I then decided to go to the Tucumcari Lake Bed in order to take some pictures of that disaster while the white stuff wasn’t blowing. That is one amazing sight as the surrounding area looks as if it is permanently frosted. Several people have asked if that white powder has been tested for content, but no answers have been received. Although we are told that is alkali, some of us may not be true believers as that bed has been pasture land in other years when the lake bed was dry.

We are aware that the lake has not been allowed to go dry for a number of years and are also aware that more than rain water has drained into it and was even killing the cat tails before the total drying occurred. In listening to others, I have learned that some of the natives think this would be an excellent time to clean that bed in order to rid it of the dead cat tails and to plow under the white sediment just in case it is as unhealthy as it smells.

Neighbors in the area have complained about their allergies being more active than usual, and some have mentioned they are having a bit of difficulty in breathing.

They would most definitely feel better if they knew for sure they weren’t inhaling harmful elements and knew the sediment would be plowed under do their homes and surroundings wouldn’t be covered permanently with all that powder.

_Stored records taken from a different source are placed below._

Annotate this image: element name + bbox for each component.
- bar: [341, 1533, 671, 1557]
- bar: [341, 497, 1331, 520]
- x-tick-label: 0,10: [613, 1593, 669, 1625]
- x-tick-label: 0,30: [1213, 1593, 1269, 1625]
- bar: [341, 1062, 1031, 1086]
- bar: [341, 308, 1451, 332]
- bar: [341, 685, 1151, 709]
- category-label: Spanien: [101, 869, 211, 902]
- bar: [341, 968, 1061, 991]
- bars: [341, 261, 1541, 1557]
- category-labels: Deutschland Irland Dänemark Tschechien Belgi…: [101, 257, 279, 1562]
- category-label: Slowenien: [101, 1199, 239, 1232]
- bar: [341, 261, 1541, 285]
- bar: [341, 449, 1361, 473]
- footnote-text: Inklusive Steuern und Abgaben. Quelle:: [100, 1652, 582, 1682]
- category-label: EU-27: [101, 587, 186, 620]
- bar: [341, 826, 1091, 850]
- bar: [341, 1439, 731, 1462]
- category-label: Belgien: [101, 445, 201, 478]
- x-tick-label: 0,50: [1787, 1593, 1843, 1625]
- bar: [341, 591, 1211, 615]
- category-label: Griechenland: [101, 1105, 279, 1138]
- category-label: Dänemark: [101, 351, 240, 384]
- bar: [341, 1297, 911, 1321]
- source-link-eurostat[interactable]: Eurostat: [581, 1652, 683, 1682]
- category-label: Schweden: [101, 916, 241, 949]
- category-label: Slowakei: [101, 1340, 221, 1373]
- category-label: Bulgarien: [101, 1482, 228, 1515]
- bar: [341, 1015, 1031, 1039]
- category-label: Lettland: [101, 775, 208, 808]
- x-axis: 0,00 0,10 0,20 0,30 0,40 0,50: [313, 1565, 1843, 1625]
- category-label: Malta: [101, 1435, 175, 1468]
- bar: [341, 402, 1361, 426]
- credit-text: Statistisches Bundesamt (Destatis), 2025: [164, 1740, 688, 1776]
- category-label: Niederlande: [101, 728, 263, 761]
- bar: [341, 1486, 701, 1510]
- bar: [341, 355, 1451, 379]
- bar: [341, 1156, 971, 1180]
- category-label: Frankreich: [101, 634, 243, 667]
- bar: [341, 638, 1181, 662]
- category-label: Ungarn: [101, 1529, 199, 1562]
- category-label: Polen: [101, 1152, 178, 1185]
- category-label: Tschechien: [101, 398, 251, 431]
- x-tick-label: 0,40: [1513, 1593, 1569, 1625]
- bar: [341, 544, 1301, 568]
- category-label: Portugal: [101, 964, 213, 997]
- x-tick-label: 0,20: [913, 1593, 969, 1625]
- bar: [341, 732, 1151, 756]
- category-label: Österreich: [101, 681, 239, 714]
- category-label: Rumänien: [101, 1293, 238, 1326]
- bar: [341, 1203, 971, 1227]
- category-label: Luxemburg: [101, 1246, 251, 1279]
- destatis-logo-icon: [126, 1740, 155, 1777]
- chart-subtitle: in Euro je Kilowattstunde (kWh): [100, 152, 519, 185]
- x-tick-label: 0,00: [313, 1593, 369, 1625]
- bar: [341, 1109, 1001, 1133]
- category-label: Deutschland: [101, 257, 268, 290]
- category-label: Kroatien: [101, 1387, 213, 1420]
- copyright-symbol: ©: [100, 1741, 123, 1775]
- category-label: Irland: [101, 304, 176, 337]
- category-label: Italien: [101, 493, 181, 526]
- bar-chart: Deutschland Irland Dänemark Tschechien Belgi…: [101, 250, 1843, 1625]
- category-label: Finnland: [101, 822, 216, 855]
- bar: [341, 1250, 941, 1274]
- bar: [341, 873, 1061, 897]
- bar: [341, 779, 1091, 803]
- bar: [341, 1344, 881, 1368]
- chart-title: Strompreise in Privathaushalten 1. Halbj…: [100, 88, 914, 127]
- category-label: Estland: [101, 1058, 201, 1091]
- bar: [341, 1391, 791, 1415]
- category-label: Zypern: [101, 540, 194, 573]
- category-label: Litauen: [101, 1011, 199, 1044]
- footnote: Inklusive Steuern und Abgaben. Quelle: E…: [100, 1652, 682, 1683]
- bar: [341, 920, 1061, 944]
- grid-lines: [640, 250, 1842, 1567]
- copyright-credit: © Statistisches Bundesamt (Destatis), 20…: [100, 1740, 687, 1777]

Most of us have been around playa lakes and have seen them as mere lake beds in pastures without having such a collection of sediment. At times, they were stocked with catfish and would most definitely have an order for a few weeks after the water disappeared, by that dissipated and grass covered the bed until major rains came along to fill them again. Perhaps something could be done before more of the area is damaged and before more people have to suffer inhaling the blowing sediment.